Q: What’s in store for the medical device sector in the coming year? What news, technologies, regulations, or companies will capture the spotlight in 2016?
Improving patient outcomes has long been a goal of the healthcare industry. The traditional course – improving medical device technology – naturally remains a major focus. But we are also seeing growing interest in the Internet of Things (IoT) as a potential new resource to administer and even improve patient care.

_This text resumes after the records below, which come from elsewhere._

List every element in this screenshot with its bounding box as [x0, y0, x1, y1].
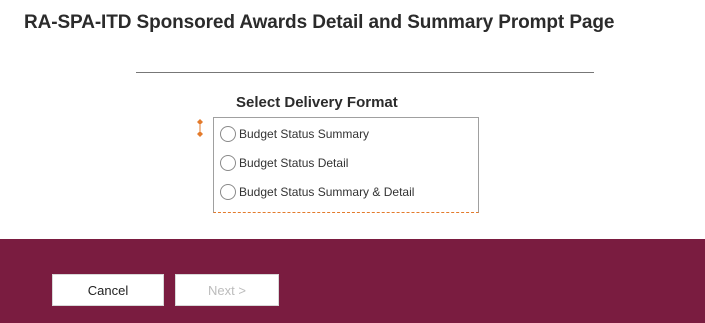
- radio-label-budget-status-summary: Budget Status Summary: [239, 127, 370, 141]
- radio-button-budget-status-summary-and-detail[interactable]: [220, 184, 236, 200]
- radio-label-budget-status-detail: Budget Status Detail: [239, 156, 349, 170]
- radio-button-budget-status-summary[interactable]: [220, 126, 236, 142]
- required-indicator-icon: [197, 119, 203, 137]
- cancel-button[interactable]: Cancel: [52, 274, 164, 306]
- radio-button-budget-status-detail[interactable]: [220, 155, 236, 171]
- next-button: Next >: [175, 274, 279, 306]
- radio-option-budget-status-detail[interactable]: Budget Status Detail: [220, 152, 348, 174]
- footer-button-bar: Cancel Next >: [0, 239, 705, 323]
- delivery-format-heading: Select Delivery Format: [236, 94, 398, 111]
- radio-option-budget-status-summary[interactable]: Budget Status Summary: [220, 123, 369, 145]
- page-title: RA-SPA-ITD Sponsored Awards Detail and S…: [24, 12, 615, 33]
- delivery-format-radio-group: Budget Status Summary Budget Status Deta…: [213, 117, 479, 213]
- radio-label-budget-status-summary-and-detail: Budget Status Summary & Detail: [239, 185, 415, 199]
- title-divider: [136, 72, 594, 73]
- radio-option-budget-status-summary-and-detail[interactable]: Budget Status Summary & Detail: [220, 181, 414, 203]
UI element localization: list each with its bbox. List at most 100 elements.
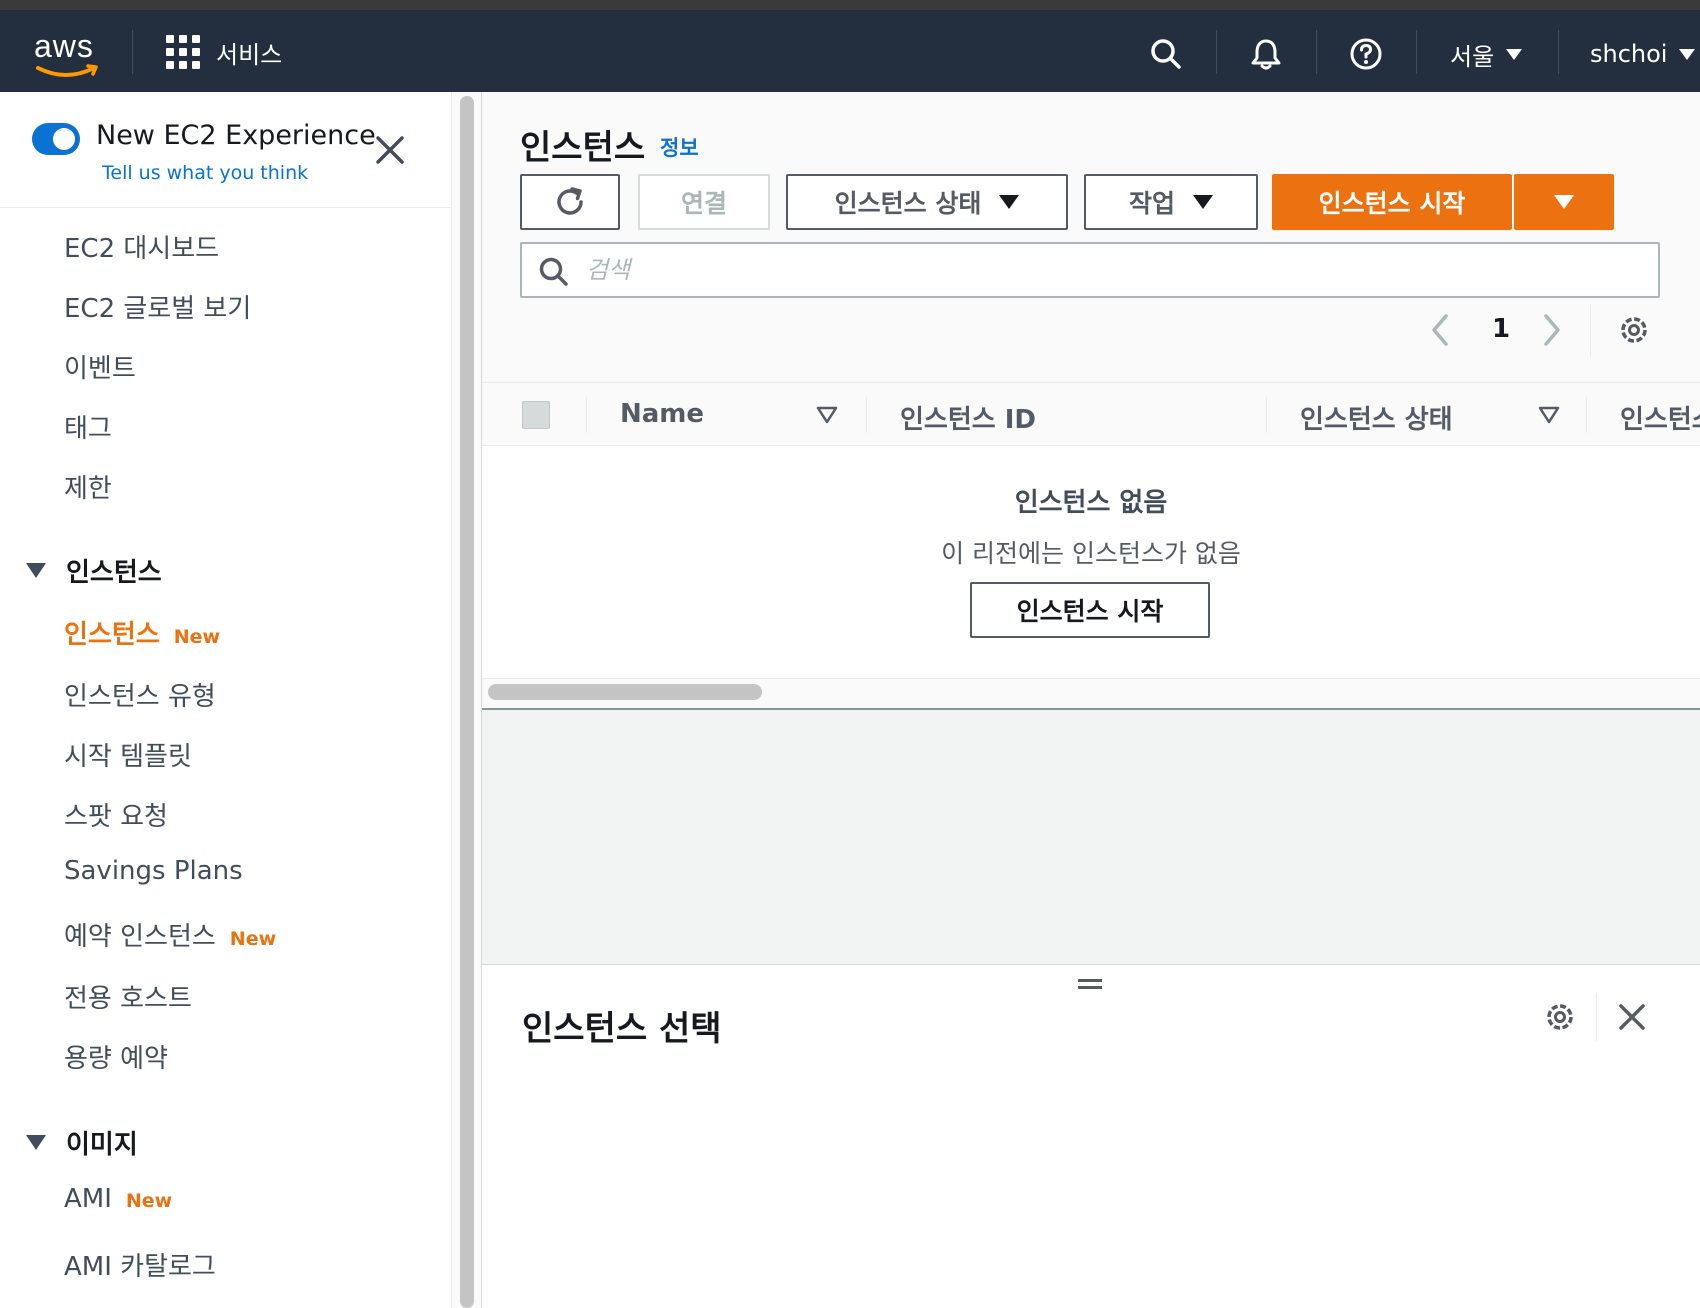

Put simply, the IoT is a growing network of once unintelligent items – like wearable accessories, pill boxes or even implants – that are linked to the cloud by some type of embedded sensor. Integrating an accelerometer into wearables, for instance, allows remote caregivers to detect that a patient has fallen down or is experiencing tremors. Pharmaceutical designers are getting on board by exploring the potential of sensors embedded into insulin injecting devices to help doctors tell whether insulin is taken at the right dose at the right time.
Because these multivariate sensors are connected to the cloud, they offer a constant stream of real-time data for remote access or analysis. The result is an entirely new platform on which physicians can monitor and even dispense care as needed. Taken in aggregate, the constant information streaming from embedded sensors provides a baseline of data from which caregivers can detect individual or even population-based patterns.
The IoT signals a new age of data-driven health decisions and care delivery by introducing an entirely new model for “connected health,” not only for the chronically ill, but for the entire population.